One-Hot Encoding using Python
Now, let’s see the best way to apply one-hot encoding in Python. Getting back to our example, in Python, this process will be implemented using 2 approaches as follows:
- scikit-learn library
- Using Pandas
Approach 1 – scikit-learn library approach
- As one-hot encoding can also be part of information preprocessing, hence we are going to take an help of preprocessing module from sklearn package and them import OneHotEncoder class as below
- Instantiate the OneHotEncoder object, note that parameter drop = ‘first’ will handle dummy variable traps
- Perform OneHotEncoding for categorical variable
4. Merge One Hot Encoded Dummy Variables to Actual data frame but don’t forget to remove the actual column called “State”
5. From the below output, we will observe, dummy variable trap has been taken care
Approach 2 – Using Pandas: with the assistance of get_dummies function
- As everyone knows, one-hot encoding is such a standard operation in analytics, that pandas provide a function to get the corresponding latest features representing the specific variable.
- We’re considering the identical dataframe called “covid19” and imported pandas library which is sufficient to perform one hot encoding
- As you notice below code, this generates a brand new DataFrame containing five indicator columns, because as explained earlier for modeling we don’t need one indicator variable for every category; for a categorical feature with K categories, we want only K-1 indicator variables. In our example, “State_Delhi” was removed
- Within the case of 6 categories, we want only five indicator variables to preserve the data (and avoid collinearity).
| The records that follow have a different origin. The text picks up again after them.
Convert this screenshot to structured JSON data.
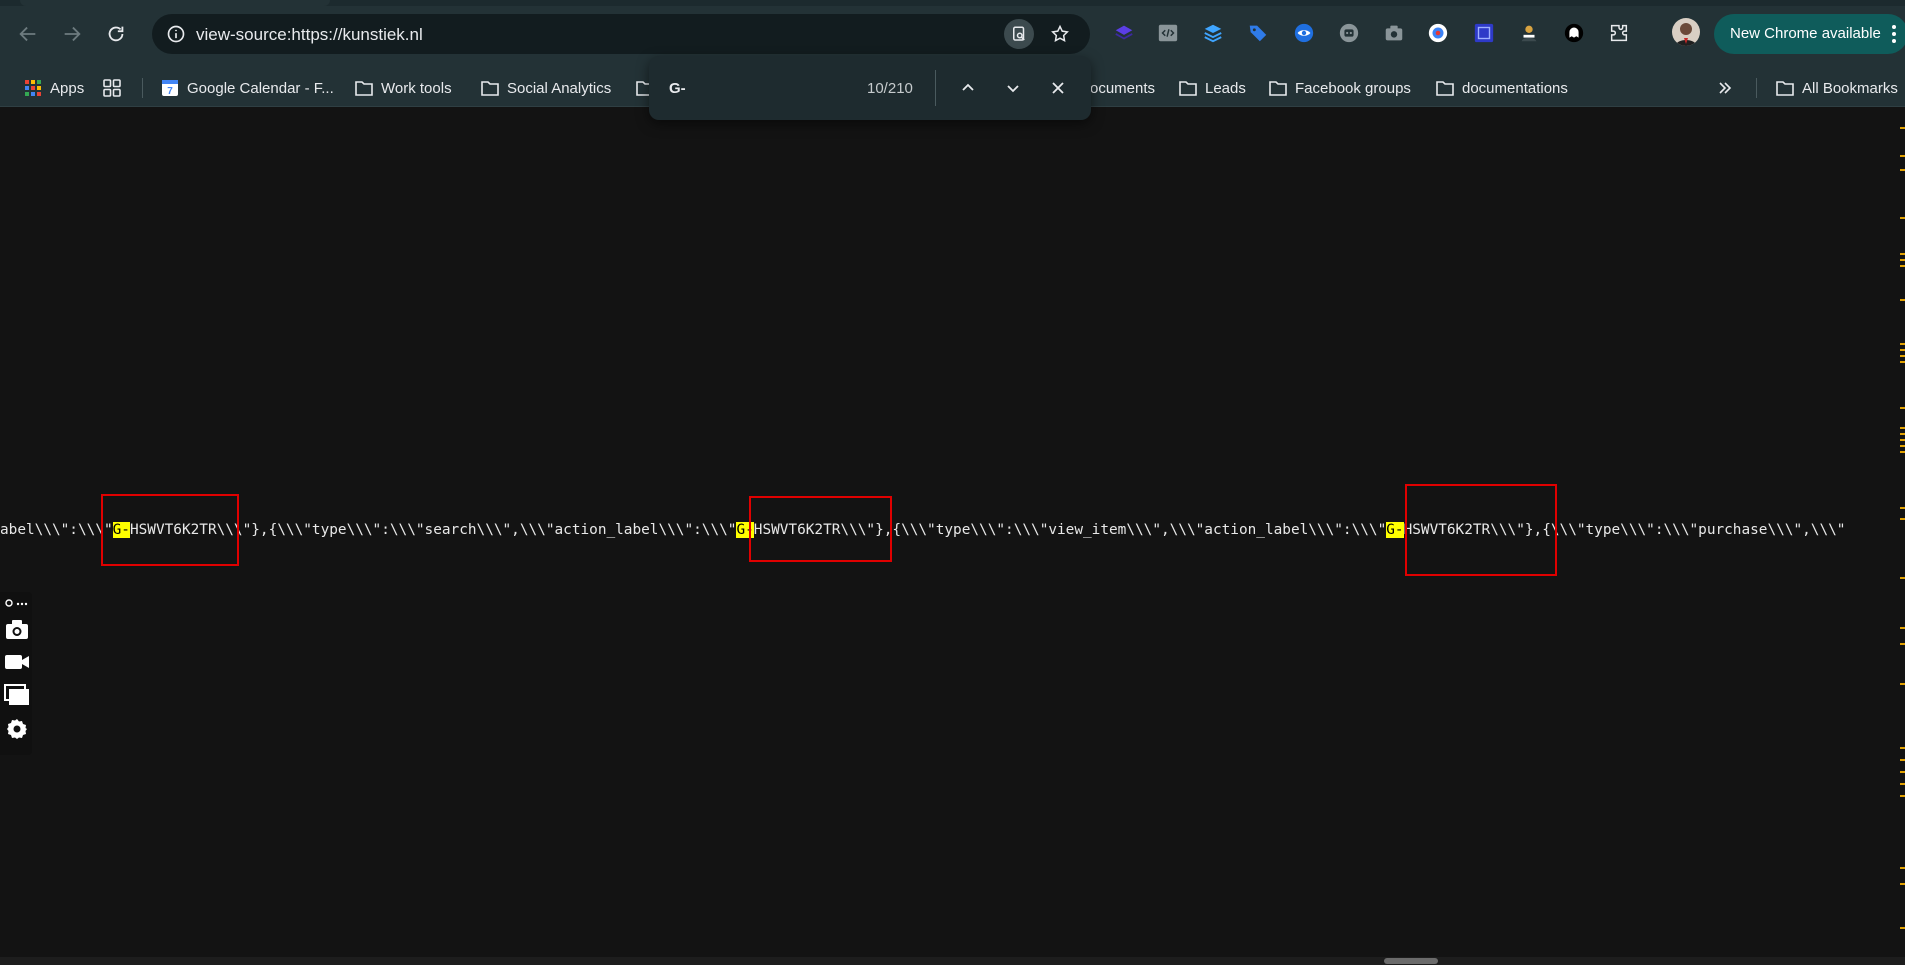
{
  "browser": {
    "url": "view-source:https://kunstiek.nl",
    "new_chrome_label": "New Chrome available"
  },
  "bookmarks": [
    {
      "label": "Apps"
    },
    {
      "label": "Google Calendar - F..."
    },
    {
      "label": "Work tools"
    },
    {
      "label": "Social Analytics"
    },
    {
      "label": "ocuments"
    },
    {
      "label": "Leads"
    },
    {
      "label": "Facebook groups"
    },
    {
      "label": "documentations"
    },
    {
      "label": "All Bookmarks"
    }
  ],
  "find": {
    "query": "G-",
    "count": "10/210"
  },
  "source": {
    "seg1": "abel\\\\\\\":\\\\\\\"",
    "m1": "G-",
    "seg2": "HSWVT6K2TR\\\\\\\"},{\\\\\\\"type\\\\\\\":\\\\\\\"search\\\\\\\",\\\\\\\"action_label\\\\\\\":\\\\\\\"",
    "m2": "G-",
    "seg3": "HSWVT6K2TR\\\\\\\"},{\\\\\\\"type\\\\\\\":\\\\\\\"view_item\\\\\\\",\\\\\\\"action_label\\\\\\\":\\\\\\\"",
    "m3": "G-",
    "seg4": "HSWVT6K2TR\\\\\\\"},{\\\\\\\"type\\\\\\\":\\\\\\\"purchase\\\\\\\",\\\\\\\""
  },
  "colors": {
    "toolbar": "#233236",
    "highlight": "#ffff00",
    "annotation": "#e00000",
    "update_button": "#0f5c5b"
  }
}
That’s the reason the function has one other Boolean argument, drop_first=True, which drops the primary category
- Because the function generates one other DataFrame, we want to concatenate (or add) the columns to our original DataFrame and in addition don’t forget to remove column called “State”
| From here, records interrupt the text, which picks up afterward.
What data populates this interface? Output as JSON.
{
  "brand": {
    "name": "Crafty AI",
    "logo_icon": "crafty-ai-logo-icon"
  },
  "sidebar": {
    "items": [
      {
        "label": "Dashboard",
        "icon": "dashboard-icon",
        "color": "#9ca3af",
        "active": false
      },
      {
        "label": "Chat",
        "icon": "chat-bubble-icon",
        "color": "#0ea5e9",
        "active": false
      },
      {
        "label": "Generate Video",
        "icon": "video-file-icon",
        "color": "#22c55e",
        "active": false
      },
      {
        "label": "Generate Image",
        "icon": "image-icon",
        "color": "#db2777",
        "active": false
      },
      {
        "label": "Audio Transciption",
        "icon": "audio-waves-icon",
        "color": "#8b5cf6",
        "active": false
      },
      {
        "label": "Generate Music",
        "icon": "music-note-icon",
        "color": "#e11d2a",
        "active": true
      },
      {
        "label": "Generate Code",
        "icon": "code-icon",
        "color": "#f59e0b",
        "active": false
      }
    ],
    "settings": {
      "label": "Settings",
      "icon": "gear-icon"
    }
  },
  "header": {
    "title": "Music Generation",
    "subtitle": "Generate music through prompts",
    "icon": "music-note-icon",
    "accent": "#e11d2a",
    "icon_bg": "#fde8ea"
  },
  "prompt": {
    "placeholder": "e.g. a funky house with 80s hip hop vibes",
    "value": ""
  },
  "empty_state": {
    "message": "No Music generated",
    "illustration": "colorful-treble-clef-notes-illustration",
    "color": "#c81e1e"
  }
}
- Here, we use the function, indicating with the axis=1 argument that we would like to concatenate the columns of the two DataFrames given within the list (which is the primary argument of pd.concat). Don’t forget to remove actual “State” column
Ordinal Encoding
An Ordinal Encoder is used to encode categorical features into an ordinal numerical value (ordered set). This approach transforms categorical value into numerical value in ordered sets.
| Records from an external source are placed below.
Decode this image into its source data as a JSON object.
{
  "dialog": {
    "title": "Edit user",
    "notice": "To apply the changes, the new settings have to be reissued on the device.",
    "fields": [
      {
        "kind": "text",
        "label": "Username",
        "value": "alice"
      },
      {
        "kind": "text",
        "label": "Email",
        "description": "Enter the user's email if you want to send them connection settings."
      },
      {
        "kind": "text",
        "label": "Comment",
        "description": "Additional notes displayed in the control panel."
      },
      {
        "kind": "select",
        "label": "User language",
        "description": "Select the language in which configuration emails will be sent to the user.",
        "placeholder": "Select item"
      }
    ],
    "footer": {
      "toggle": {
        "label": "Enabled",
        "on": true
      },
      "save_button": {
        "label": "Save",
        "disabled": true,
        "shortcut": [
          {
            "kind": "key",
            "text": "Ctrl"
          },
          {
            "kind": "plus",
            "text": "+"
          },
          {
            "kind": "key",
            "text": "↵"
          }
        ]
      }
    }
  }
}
This encoding technique appears almost much like Label Encoding. But, label encoding wouldn’t consider whether a variable is ordinal or not, but within the case of ordinal encoding, it is going to assign a sequence of numerical values as per the order of information.
Let’s create a sample ordinal categorical data related to the client feedback survey, after which we are going to apply the Ordinal Encoder technique. On this case, let’s say the feedback data is collected using a Likert scale through which numerical code 1 is assigned to Poor, 2 for Good, 3 for Very Good, and 4 for Excellent. In case you observe, we all know that 5 is best than 4, 5 is a lot better than 3, but taking the difference between 5 and a pair of is meaningless (Excellent minus Good is meaningless).
Ordinal Encoding using Python
With the assistance of Pandas, we are going to assign customer survey data to a variable called “Customer_Rating” through a dictionary after which we will map each row for the variable as per the dictionary.
That brings us to the tip of the blog on Label Encoding in Python. We hope you enjoyed this blog. Also, try this free Python for Beginners course to learn the Fundamentals of Python. In case you want to explore more such courses and learn latest concepts, join the Great Learning Academy free course today.